Cornered Zimbabwe ‘is becoming southern Africa’s North Korea’
Hear no evil, see no evil, speak no evil or go to jail.
This appeared to be the under-fire Zimbabwean government’s latest answer to its critics as it revealed plans on Wednesday to criminalise any “hate speech” against the state.
“Campaigning against one’s country shall be legislated at law and criminalised,” women and youth affairs minister Sithembiso Nyoni announced, reading from cabinet resolutions.
Nyoni said the government would strengthen existing laws to “prohibit hate speech by public officials, media houses and citizens in public places and social, print and electronic media platforms”.
This comes as the US is tightening the noose around President Emmerson Mnangagwa’s government in a country buckling under corruption and a dying economy.
The latest move should come as no surprise; journalist Hopewell Chin’ono is still in prison after being denied bail twice for allegedly inciting civilians to demonstrate against the government. Politician Jacob Ngarivhume was arrested on the same charge. Another journalist, Mduduzi Mathuthu, went into hiding after state security agents kidnapped his nephew, Tawanda Muchehiwa.
The idea to outlaw criticism was first mooted in 2018 after disputed elections and riots that sparked international outcry. But it was parked as the government resolved to enlist the services of several international lobby groups: the New York-based Mercury Public Affairs LLC, Mercury International United Kingdom, and Ballard Partners whose contract worth US$500,000 (R9m) a year began in March 2019.
The lobby groups were meant to create communication channels between Zimbabwe and the West as the country intended to mend relations and improve its image.
But then Harare accused Washington of being a gang of “thugs” with a plot to bring down the elected government. The abduction and torture of at least 60 pro-democracy activists ahead of the thwarted July 31 demonstrations did not help.
On Monday, Mnangagwa drew the lines when he threatened to “flush out” what he called “dark forces” from within and outside Zimbabwe. With the country’s reputation back to its default setting of being a quasi-authoritarian regime, the cabinet on Tuesday revisited the 2018 plan to criminalise speech it deemed offensive to the state.

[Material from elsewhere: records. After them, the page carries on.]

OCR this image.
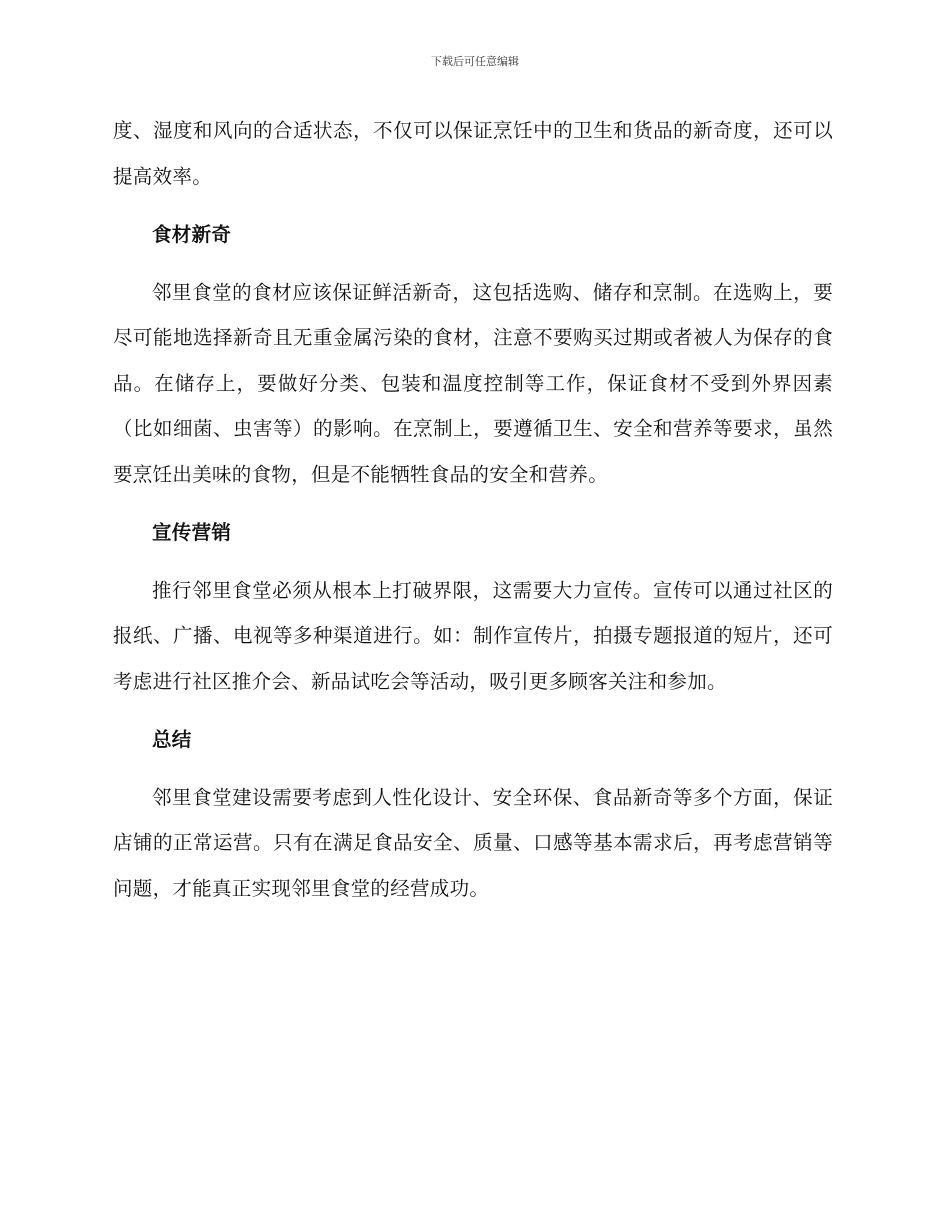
下载后可任意编辑

度、湿度和风向的合适状态，不仅可以保证烹饪中的卫生和货品的新奇度，还可以提高效率。

食材新奇

邻里食堂的食材应该保证鲜活新奇，这包括选购、储存和烹制。在选购上，要尽可能地选择新奇且无重金属污染的食材，注意不要购买过期或者被人为保存的食品。在储存上，要做好分类、包装和温度控制等工作，保证食材不受到外界因素（比如细菌、虫害等）的影响。在烹制上，要遵循卫生、安全和营养等要求，虽然要烹饪出美味的食物，但是不能牺牲食品的安全和营养。

宣传营销

推行邻里食堂必须从根本上打破界限，这需要大力宣传。宣传可以通过社区的报纸、广播、电视等多种渠道进行。如：制作宣传片，拍摄专题报道的短片，还可考虑进行社区推介会、新品试吃会等活动，吸引更多顾客关注和参加。

总结

邻里食堂建设需要考虑到人性化设计、安全环保、食品新奇等多个方面，保证店铺的正常运营。只有在满足食品安全、质量、口感等基本需求后，再考虑营销等问题，才能真正实现邻里食堂的经营成功。
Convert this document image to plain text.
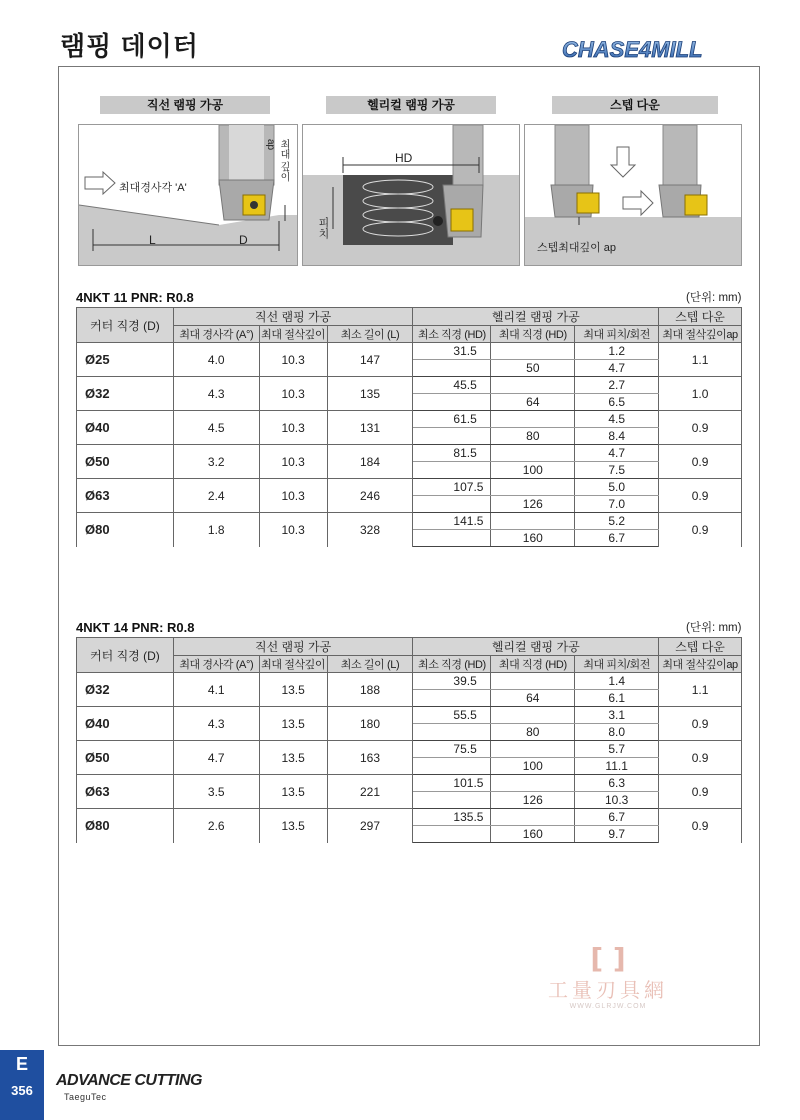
램핑 데이터	CHASE4MILL
직선 램핑 가공	헬리컬 램핑 가공	스텝 다운
최대경사각 'A'
최대 깊이
ap
L	D
HD
피치
스텝최대깊이 ap
4NKT 11 PNR: R0.8	(단위: mm)
커터 직경 (D)	직선 램핑 가공			헬리컬 램핑 가공			스텝 다운
	최대 경사각 (A°)	최대 절삭깊이	최소 길이 (L)	최소 직경 (HD)	최대 직경 (HD)	최대 피치/회전	최대 절삭깊이ap
Ø25	4.0	10.3	147	31.5		1.2	1.1
					50	4.7	
Ø32	4.3	10.3	135	45.5		2.7	1.0
					64	6.5	
Ø40	4.5	10.3	131	61.5		4.5	0.9
					80	8.4	
Ø50	3.2	10.3	184	81.5		4.7	0.9
					100	7.5	
Ø63	2.4	10.3	246	107.5		5.0	0.9
					126	7.0	
Ø80	1.8	10.3	328	141.5		5.2	0.9
					160	6.7	
4NKT 14 PNR: R0.8	(단위: mm)
커터 직경 (D)	직선 램핑 가공			헬리컬 램핑 가공			스텝 다운
	최대 경사각 (A°)	최대 절삭깊이	최소 길이 (L)	최소 직경 (HD)	최대 직경 (HD)	최대 피치/회전	최대 절삭깊이ap
Ø32	4.1	13.5	188	39.5		1.4	1.1
					64	6.1	
Ø40	4.3	13.5	180	55.5		3.1	0.9
					80	8.0	
Ø50	4.7	13.5	163	75.5		5.7	0.9
					100	11.1	
Ø63	3.5	13.5	221	101.5		6.3	0.9
					126	10.3	
Ø80	2.6	13.5	297	135.5		6.7	0.9
					160	9.7	
[ ]
工量刃具網
WWW.GLRJW.COM
E
356
ADVANCE CUTTING
TaeguTec
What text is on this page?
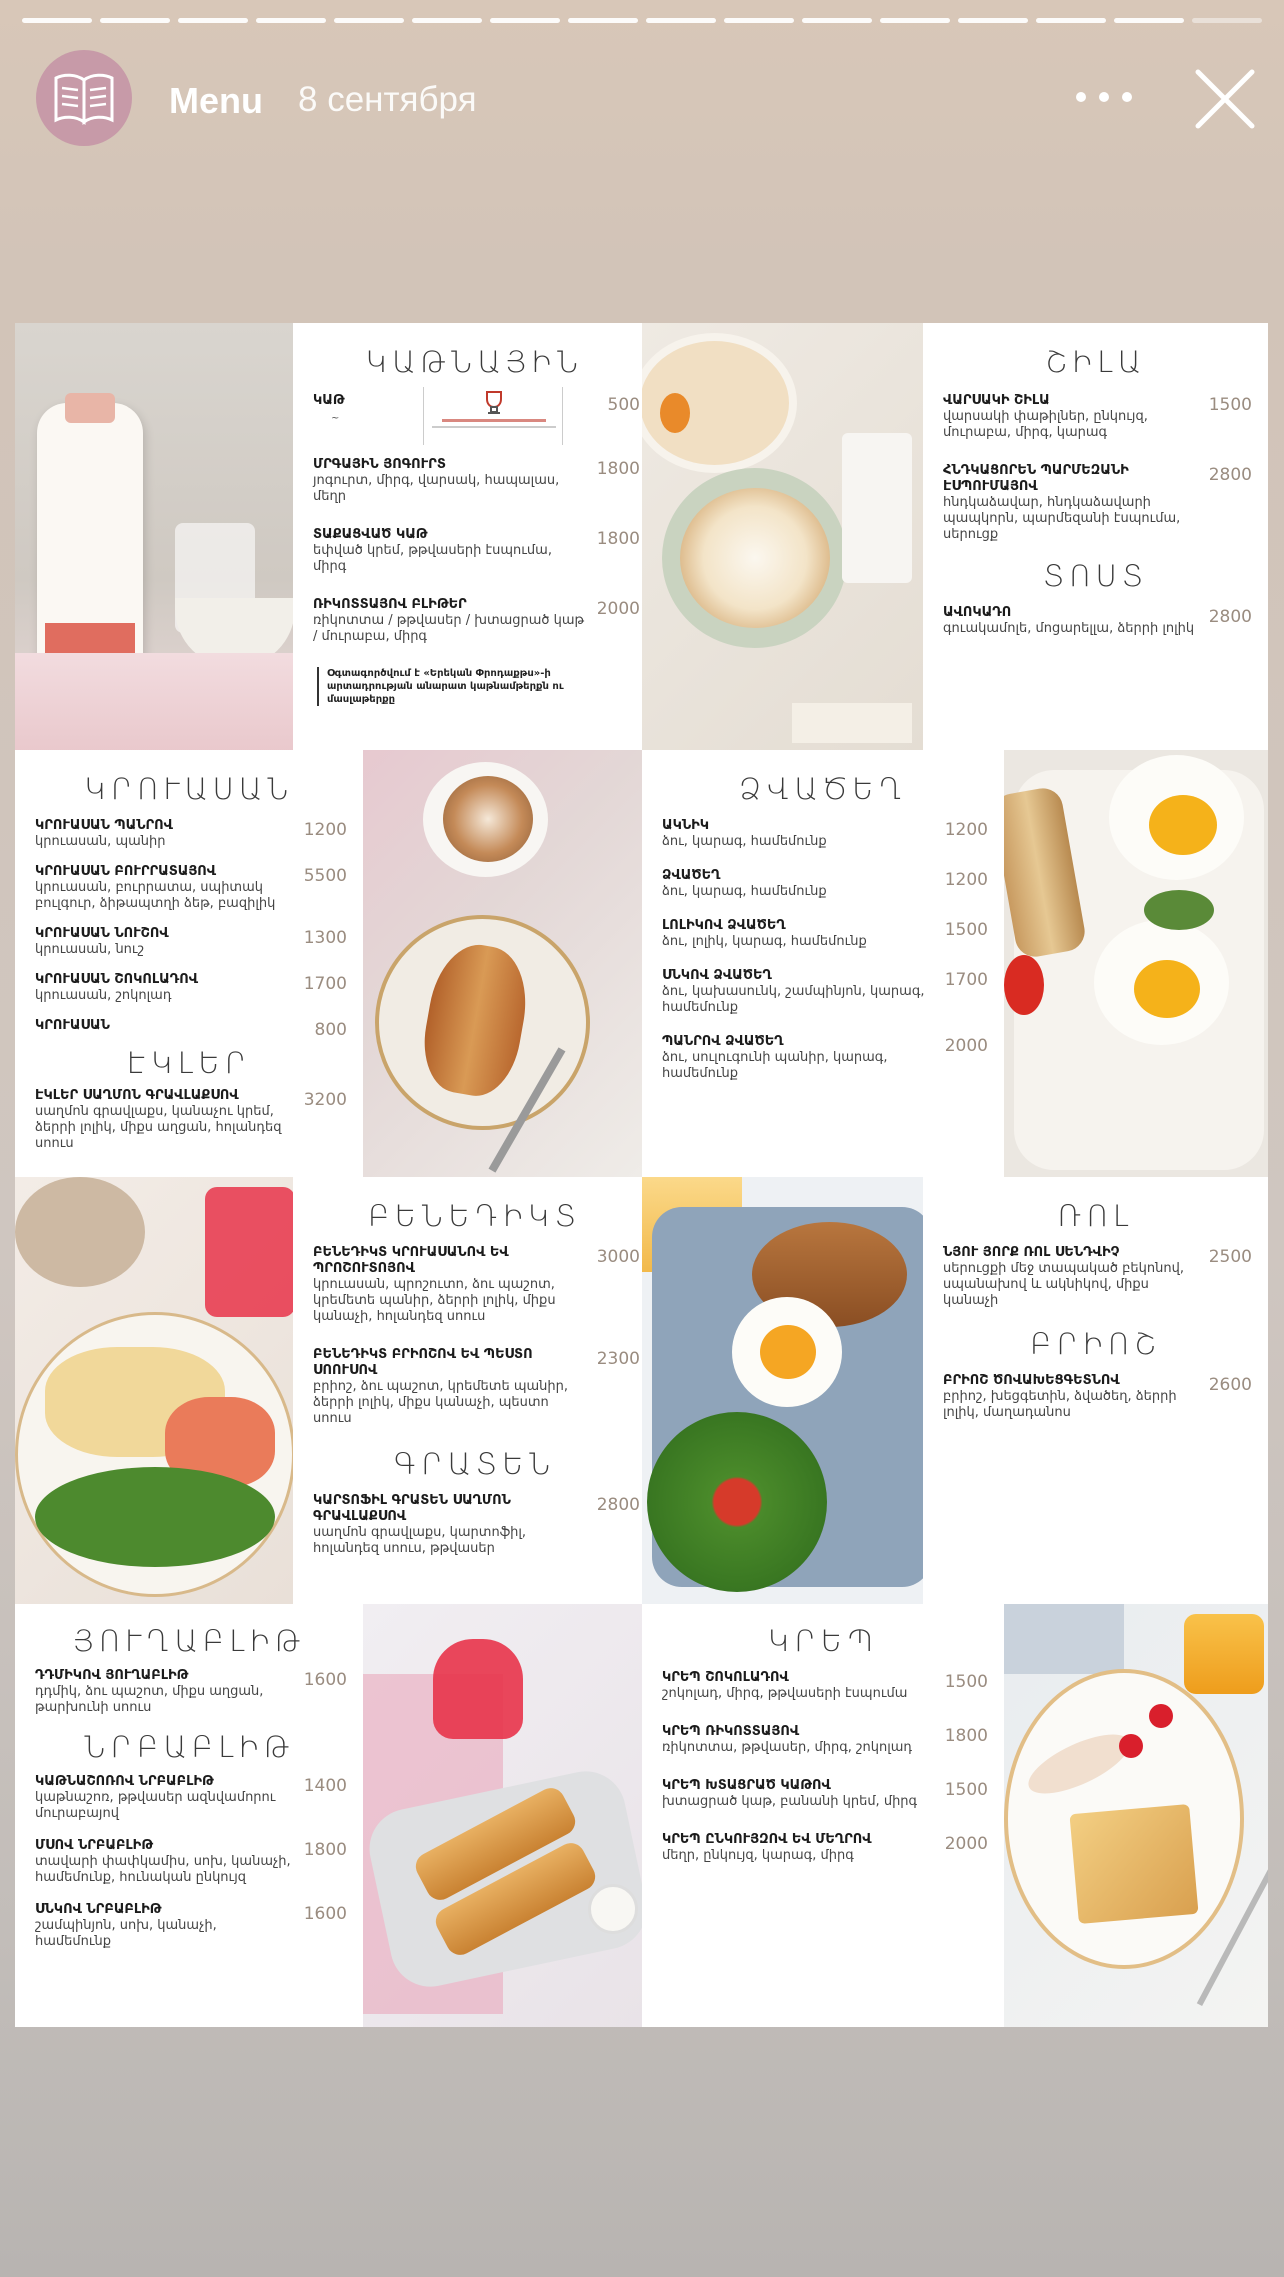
Menu 8 сентября
ԿԱԹՆԱՅԻՆ
ԿԱԹ
~
500
ՄՐԳԱՅԻՆ ՅՈԳՈՒՐՏ
յոգուրտ, միրգ, վարսակ, հապալաս, մեղր
1800
ՏԱՔԱՑՎԱԾ ԿԱԹ
եփված կրեմ, թթվասերի էսպումա, միրգ
1800
ՌԻԿՈՏՏԱՅՈՎ ԲԼԻԹԵՐ
ռիկոտտա / թթվասեր / խտացրած կաթ / մուրաբա, միրգ
2000
Օգտագործվում է «Երեկան Փրոդաքթս»-ի արտադրության անարատ կաթնամթերքն ու մասլաթերքը
ՇԻԼԱ
ՎԱՐՍԱԿԻ ՇԻԼԱ
վարսակի փաթիլներ, ընկույզ, մուրաբա, միրգ, կարագ
1500
ՀՆԴԿԱՑՈՐԵՆ ՊԱՐՄԵԶԱՆԻ ԷՍՊՈՒՄԱՅՈՎ
հնդկաձավար, հնդկաձավարի պապկորն, պարմեզանի էսպումա, սերուցք
2800
ՏՈՍՏ
ԱՎՈԿԱԴՈ
գուակամոլե, մոցարելլա, ձերրի լոլիկ
2800
ԿՐՈՒԱՍԱՆ
ԿՐՈՒԱՍԱՆ ՊԱՆՐՈՎ
կրուասան, պանիր
1200
ԿՐՈՒԱՍԱՆ ԲՈՒՐՐԱՏԱՅՈՎ
կրուասան, բուրրատա, սպիտակ բուլգուր, ձիթապտղի ձեթ, բազիլիկ
5500
ԿՐՈՒԱՍԱՆ ՆՈՒՇՈՎ
կրուասան, նուշ
1300
ԿՐՈՒԱՍԱՆ ՇՈԿՈԼԱԴՈՎ
կրուասան, շոկոլադ
1700
ԿՐՈՒԱՍԱՆ	800
ԷԿԼԵՐ
ԷԿԼԵՐ ՍԱՂՄՈՆ ԳՐԱՎԼԱՔՍՈՎ
սաղմոն գրավլաքս, կանաչու կրեմ, ձերրի լոլիկ, միքս աղցան, հոլանդեզ սոուս
3200
ՁՎԱԾԵՂ
ԱԿՆԻԿ
ձու, կարագ, համեմունք
1200
ՁՎԱԾԵՂ
ձու, կարագ, համեմունք
1200
ԼՈԼԻԿՈՎ ՁՎԱԾԵՂ
ձու, լոլիկ, կարագ, համեմունք
1500
ՍՆԿՈՎ ՁՎԱԾԵՂ
ձու, կախասունկ, շամպինյոն, կարագ, համեմունք
1700
ՊԱՆՐՈՎ ՁՎԱԾԵՂ
ձու, սուլուգունի պանիր, կարագ, համեմունք
2000
ԲԵՆԵԴԻԿՏ
ԲԵՆԵԴԻԿՏ ԿՐՈՒԱՍԱՆՈՎ ԵՎ ՊՐՈՇՈՒՏՈՅՈՎ
կրուասան, պրոշուտո, ձու պաշոտ, կրեմետե պանիր, ձերրի լոլիկ, միքս կանաչի, հոլանդեզ սոուս
3000
ԲԵՆԵԴԻԿՏ ԲՐԻՈՇՈՎ ԵՎ ՊԵՍՏՈ ՍՈՈՒՍՈՎ
բրիոշ, ձու պաշոտ, կրեմետե պանիր, ձերրի լոլիկ, միքս կանաչի, պեստո սոուս
2300
ԳՐԱՏԵՆ
ԿԱՐՏՈՖԻԼ ԳՐԱՏԵՆ ՍԱՂՄՈՆ ԳՐԱՎԼԱՔՍՈՎ
սաղմոն գրավլաքս, կարտոֆիլ, հոլանդեզ սոուս, թթվասեր
2800
ՌՈԼ
ՆՅՈՒ ՅՈՐՔ ՌՈԼ ՍԵՆԴՎԻՉ
սերուցքի մեջ տապակած բեկոնով, սպանախով և ակնիկով, միքս կանաչի
2500
ԲՐԻՈՇ
ԲՐԻՈՇ ԾՈՎԱԽԵՑԳԵՏՆՈՎ
բրիոշ, խեցգետին, ձվածեղ, ձերրի լոլիկ, մաղադանոս
2600
ՅՈՒՂԱԲԼԻԹ
ԴԴՄԻԿՈՎ ՅՈՒՂԱԲԼԻԹ
դդմիկ, ձու պաշոտ, միքս աղցան, թարխունի սոուս
1600
ՆՐԲԱԲԼԻԹ
ԿԱԹՆԱՇՈՌՈՎ ՆՐԲԱԲԼԻԹ
կաթնաշոռ, թթվասեր ազնվամորու մուրաբայով
1400
ՄՍՈՎ ՆՐԲԱԲԼԻԹ
տավարի փափկամիս, սոխ, կանաչի, համեմունք, հունական ընկույզ
1800
ՍՆԿՈՎ ՆՐԲԱԲԼԻԹ
շամպինյոն, սոխ, կանաչի, համեմունք
1600
ԿՐԵՊ
ԿՐԵՊ ՇՈԿՈԼԱԴՈՎ
շոկոլադ, միրգ, թթվասերի էսպումա
1500
ԿՐԵՊ ՌԻԿՈՏՏԱՅՈՎ
ռիկոտտա, թթվասեր, միրգ, շոկոլադ
1800
ԿՐԵՊ ԽՏԱՑՐԱԾ ԿԱԹՈՎ
խտացրած կաթ, բանանի կրեմ, միրգ
1500
ԿՐԵՊ ԸՆԿՈՒՅԶՈՎ ԵՎ ՄԵՂՐՈՎ
մեղր, ընկույզ, կարագ, միրգ
2000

Academic and National Constitutional Assembly political party leader Prof Lovemore Madhuku accused Mnangagwa of creating a North Korea in Southern Africa.
“It’s ridiculous. This is a North Korean-inspired thought,” he told Times Select.
He added that the new law would not pass constitutional muster.
“He would have to change the whole constitution and take away all civil rights enshrined in it. Freedom of expression and association are the fundamentals of any constitution. This idea is ill-advised because not even in parliament, where he has a majority, will it be taken seriously,” said Madhuku.
Zama Mkhwananzi, a political commentator, said the government’s move to mute its critics would end in disaster.
“They squandered all goodwill they got from the international community. Many chances have come their way but still they have chosen to fight people at home and blame the West for their problems. This won’t end well,” he said.
In response to being called “thugs”, the US placed a Zimbabwean company Sakunda Holdings and its owner Kudakwashe Tagwirei on sanctions on Tuesday afternoon.
Tagwirei is also an adviser to Mnangagwa and his firms have favourable government contracts worth billions of US dollars. Sakunda has, since 2019, bought five state-owned gold mines and Tagwirei is a big benefactor of Zanu-PF.
The US embassy said Tagwirei had been blacklisted for “providing support to the leadership of the government of Zimbabwe”.
“Tagwirei and other Zimbabwean elites have derailed economic development and harmed the Zimbabwean people through corruption,” said deputy secretary Justin Muzinich.